The annual list is significant because it names and shames governments and insurgent groups that violate children's rights in conflicts. The Security Council resolution that established the list in August 2009 states the council's intention "to take action" - including possible sanctions - against repeat violators of international laws protecting children in armed conflicts.
This year, the list includes groups in Afghanistan, Central African Republic, Colombia, Congo, Iraq, Mali, Myanmar, Nigeria, Philippines, Somalia, South Sudan, Sudan, Syria and Yemen.
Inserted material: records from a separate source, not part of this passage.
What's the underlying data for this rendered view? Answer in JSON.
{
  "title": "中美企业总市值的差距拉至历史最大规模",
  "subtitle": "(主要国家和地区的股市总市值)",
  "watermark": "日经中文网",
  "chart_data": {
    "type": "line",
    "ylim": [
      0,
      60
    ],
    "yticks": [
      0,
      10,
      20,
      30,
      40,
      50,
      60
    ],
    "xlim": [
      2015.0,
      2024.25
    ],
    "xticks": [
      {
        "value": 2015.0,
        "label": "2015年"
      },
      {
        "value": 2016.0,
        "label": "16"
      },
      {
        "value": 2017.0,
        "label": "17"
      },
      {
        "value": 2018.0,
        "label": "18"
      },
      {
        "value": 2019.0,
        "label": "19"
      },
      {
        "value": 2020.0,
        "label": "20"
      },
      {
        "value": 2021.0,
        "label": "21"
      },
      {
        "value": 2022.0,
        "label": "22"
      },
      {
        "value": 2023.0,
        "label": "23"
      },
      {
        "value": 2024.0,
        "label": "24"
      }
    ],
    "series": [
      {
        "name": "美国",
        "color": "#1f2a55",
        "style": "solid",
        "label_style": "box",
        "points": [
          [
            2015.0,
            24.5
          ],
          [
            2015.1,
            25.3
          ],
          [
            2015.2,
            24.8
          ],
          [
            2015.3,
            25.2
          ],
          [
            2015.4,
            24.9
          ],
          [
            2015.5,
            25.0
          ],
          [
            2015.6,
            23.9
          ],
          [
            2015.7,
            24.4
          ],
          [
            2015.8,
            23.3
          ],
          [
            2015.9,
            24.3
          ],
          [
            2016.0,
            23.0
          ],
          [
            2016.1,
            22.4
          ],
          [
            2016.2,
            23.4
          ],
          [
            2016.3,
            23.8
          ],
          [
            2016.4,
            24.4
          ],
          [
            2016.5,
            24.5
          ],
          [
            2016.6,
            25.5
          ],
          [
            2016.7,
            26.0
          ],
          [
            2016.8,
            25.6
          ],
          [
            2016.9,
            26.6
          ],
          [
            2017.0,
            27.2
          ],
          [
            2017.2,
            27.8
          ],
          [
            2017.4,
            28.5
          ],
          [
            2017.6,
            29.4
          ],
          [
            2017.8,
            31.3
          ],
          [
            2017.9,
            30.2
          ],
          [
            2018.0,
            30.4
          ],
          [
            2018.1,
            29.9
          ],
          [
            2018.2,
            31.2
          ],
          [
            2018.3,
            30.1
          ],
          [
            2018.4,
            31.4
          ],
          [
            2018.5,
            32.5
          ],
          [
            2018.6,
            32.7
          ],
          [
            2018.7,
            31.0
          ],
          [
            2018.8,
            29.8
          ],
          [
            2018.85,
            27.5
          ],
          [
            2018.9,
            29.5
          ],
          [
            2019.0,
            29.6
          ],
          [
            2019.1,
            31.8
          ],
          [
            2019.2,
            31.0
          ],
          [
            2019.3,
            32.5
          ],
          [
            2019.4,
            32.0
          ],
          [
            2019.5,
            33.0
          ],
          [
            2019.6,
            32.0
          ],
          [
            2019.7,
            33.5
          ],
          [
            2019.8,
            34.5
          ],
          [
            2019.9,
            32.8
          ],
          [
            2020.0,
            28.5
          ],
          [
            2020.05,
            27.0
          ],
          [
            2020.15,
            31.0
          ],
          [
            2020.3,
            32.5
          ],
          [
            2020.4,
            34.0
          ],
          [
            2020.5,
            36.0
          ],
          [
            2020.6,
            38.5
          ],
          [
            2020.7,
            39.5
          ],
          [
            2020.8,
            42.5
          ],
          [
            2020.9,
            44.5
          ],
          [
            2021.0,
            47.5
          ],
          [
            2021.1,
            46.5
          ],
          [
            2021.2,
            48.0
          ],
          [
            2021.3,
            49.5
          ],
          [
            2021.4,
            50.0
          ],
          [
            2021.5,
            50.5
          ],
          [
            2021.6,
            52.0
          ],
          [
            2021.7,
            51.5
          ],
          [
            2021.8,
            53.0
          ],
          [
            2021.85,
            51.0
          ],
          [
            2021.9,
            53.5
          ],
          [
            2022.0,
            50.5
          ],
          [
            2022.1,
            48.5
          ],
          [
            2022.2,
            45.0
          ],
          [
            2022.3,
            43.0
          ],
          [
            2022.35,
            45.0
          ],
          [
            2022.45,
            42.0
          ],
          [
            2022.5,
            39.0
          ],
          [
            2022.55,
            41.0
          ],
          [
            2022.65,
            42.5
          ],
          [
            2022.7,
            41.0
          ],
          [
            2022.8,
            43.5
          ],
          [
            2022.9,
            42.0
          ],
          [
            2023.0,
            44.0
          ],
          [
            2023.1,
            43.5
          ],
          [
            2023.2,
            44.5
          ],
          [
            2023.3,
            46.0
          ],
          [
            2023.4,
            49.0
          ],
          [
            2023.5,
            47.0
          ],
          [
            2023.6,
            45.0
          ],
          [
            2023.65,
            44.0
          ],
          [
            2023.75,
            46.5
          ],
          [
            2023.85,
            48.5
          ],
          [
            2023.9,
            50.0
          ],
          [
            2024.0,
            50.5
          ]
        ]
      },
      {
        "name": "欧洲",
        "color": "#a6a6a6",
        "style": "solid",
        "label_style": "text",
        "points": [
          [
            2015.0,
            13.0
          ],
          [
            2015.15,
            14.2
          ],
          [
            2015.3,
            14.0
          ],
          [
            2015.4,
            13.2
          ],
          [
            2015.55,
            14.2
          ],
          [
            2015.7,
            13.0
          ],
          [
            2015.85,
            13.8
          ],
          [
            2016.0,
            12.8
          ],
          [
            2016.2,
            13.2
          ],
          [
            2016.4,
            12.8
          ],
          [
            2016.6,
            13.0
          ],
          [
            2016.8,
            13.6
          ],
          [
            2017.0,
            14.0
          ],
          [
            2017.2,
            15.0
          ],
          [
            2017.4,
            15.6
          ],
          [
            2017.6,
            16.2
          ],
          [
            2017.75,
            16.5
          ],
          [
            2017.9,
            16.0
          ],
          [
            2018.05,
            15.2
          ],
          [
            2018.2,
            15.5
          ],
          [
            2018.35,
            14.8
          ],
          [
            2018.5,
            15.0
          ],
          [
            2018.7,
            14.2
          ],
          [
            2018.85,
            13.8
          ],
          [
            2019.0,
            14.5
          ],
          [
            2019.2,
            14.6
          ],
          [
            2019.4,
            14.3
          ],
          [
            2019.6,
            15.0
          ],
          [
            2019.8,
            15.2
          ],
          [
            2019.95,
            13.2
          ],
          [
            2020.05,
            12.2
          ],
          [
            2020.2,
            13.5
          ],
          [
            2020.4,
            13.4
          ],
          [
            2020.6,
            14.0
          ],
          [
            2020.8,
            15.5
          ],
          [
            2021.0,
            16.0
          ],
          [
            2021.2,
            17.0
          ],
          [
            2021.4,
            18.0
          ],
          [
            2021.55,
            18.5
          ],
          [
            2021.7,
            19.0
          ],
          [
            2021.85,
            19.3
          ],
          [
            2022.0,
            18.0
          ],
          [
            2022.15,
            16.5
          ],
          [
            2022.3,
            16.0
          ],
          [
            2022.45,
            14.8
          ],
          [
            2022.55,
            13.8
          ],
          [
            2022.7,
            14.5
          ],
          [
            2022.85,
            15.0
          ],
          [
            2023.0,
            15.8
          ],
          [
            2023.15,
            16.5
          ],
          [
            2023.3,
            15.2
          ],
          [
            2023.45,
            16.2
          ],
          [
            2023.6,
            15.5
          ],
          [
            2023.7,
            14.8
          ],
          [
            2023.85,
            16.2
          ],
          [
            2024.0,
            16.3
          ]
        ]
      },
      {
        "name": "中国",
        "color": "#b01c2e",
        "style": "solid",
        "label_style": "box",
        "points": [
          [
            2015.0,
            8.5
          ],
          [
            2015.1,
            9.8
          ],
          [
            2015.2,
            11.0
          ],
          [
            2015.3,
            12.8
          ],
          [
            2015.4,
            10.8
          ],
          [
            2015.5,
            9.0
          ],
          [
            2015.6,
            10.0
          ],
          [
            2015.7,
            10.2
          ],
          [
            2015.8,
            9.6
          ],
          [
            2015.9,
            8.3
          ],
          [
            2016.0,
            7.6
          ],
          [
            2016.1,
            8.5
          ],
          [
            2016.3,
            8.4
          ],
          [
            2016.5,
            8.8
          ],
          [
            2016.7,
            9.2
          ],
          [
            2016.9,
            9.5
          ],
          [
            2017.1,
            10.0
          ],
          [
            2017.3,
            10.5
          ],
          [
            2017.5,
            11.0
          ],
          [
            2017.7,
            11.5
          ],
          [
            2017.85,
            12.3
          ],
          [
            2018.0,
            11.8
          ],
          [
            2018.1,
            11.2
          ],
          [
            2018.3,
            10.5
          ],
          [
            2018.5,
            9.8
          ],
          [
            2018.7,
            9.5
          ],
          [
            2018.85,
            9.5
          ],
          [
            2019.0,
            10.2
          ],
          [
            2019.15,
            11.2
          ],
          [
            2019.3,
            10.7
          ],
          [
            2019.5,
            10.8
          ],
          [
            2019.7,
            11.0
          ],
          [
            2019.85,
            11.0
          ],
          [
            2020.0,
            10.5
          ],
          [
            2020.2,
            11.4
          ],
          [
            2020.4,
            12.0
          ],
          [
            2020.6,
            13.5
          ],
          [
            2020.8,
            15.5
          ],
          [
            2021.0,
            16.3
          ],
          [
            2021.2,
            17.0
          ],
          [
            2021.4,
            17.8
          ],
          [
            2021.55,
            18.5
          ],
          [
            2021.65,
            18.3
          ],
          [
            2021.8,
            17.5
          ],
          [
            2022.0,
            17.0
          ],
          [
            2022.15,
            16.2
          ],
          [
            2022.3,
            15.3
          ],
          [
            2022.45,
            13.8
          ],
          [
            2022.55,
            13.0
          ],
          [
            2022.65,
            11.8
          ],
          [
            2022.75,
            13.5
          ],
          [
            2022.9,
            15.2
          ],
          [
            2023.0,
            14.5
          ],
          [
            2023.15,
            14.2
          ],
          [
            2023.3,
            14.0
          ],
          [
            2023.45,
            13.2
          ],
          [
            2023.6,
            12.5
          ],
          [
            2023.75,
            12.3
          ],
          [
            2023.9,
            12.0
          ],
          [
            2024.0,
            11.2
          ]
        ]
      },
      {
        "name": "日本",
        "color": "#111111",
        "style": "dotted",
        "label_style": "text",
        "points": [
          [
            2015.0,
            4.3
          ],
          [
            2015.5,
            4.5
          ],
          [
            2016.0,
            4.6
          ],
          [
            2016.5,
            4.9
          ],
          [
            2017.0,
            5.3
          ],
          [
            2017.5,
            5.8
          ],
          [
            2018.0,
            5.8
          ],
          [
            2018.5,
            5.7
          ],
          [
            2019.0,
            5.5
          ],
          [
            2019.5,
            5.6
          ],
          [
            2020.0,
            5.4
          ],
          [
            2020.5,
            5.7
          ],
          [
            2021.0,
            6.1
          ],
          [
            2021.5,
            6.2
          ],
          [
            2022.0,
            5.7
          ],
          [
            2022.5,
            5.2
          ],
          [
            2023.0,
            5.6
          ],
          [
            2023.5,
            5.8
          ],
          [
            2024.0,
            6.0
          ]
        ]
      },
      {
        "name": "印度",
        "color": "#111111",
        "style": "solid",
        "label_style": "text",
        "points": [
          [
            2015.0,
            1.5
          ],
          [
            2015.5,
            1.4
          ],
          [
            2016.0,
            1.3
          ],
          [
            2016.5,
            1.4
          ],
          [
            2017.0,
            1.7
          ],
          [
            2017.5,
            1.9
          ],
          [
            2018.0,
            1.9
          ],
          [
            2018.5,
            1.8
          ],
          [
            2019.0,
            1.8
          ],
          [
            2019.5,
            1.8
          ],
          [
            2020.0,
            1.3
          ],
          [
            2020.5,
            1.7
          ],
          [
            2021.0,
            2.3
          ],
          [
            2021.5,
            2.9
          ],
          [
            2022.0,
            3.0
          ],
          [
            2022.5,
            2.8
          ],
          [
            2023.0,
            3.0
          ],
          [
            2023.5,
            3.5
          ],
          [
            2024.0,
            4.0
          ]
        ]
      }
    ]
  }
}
Five government forces are also listed.
The secretary-general said that in the Israel-Palestine conflict as well as the Central African Republic, Iraq, Nigeria, South Sudan and Syria, "children were affected to a degree which is an affront to our common humanity."
The report said the number of Palestinian children killed, 557, was the third-highest in 2014, after Afghanistan with 710 child killings and Iraq with 679 - but ahead of Syria with 368. The number of schools damaged or destroyed - at least 543 - was the highest anywhere, it said.
Israel maintains its actions in Gaza were in response to rocket attacks on southern Israel, and were never aimed at children.
Israel's U.N. Ambassador Ron Prosor said Ban "was right not to submit to the dictates of the terrorist organizations and the Arab states" and include Israel on a "shameful list" with organizations like ISIS group, al-Qaida and the Taliban.
Riyad Mansour, the Palestinian U.N. ambassador, said the Palestinians "deeply regret" Ban's decision to exclude Israel from the list which contradicts U.N. evidence.
"It is without doubt that Israel ... flagrantly, systematically and grossly commits human rights violations against Palestinian children constituting grave violations that qualify it for such a listing," Mansour said.
Pummeled with questions about Israel's exclusion, Ban's spokesman, Stephane Dujarric, said the list was the "result of a consultative process" and was Ban's "difficult decision to take."
Dujarric alluded to the intense lobbying ahead of the report's release by Israel's supporters, reportedly including the United States, and opponents, saying U.N. member states and non-governmental organizations "have never been shy" about expressing their opinions to Ban.
Philippe Bolopion, U.N. director for Human Rights Watch, called Ban's decision "a blow to U.N. efforts to better protect children," adding that "political pressure seems to have prevailed."
The secretary-general urged Israel "to take concrete and immediate steps" including reviewing its policies and practices to ensure that children are protected, not killed or maimed, that schools and hospitals aren't attacked, and that perpetrators of alleged violations are brought to justice.
"I would like to put all parties to conflict on notice that those that engage in military action that results in numerous grave violations against children will, regardless of intent, find themselves under continued scrutiny by the United Nations, including in future reports relating to children and armed conflict," Ban said.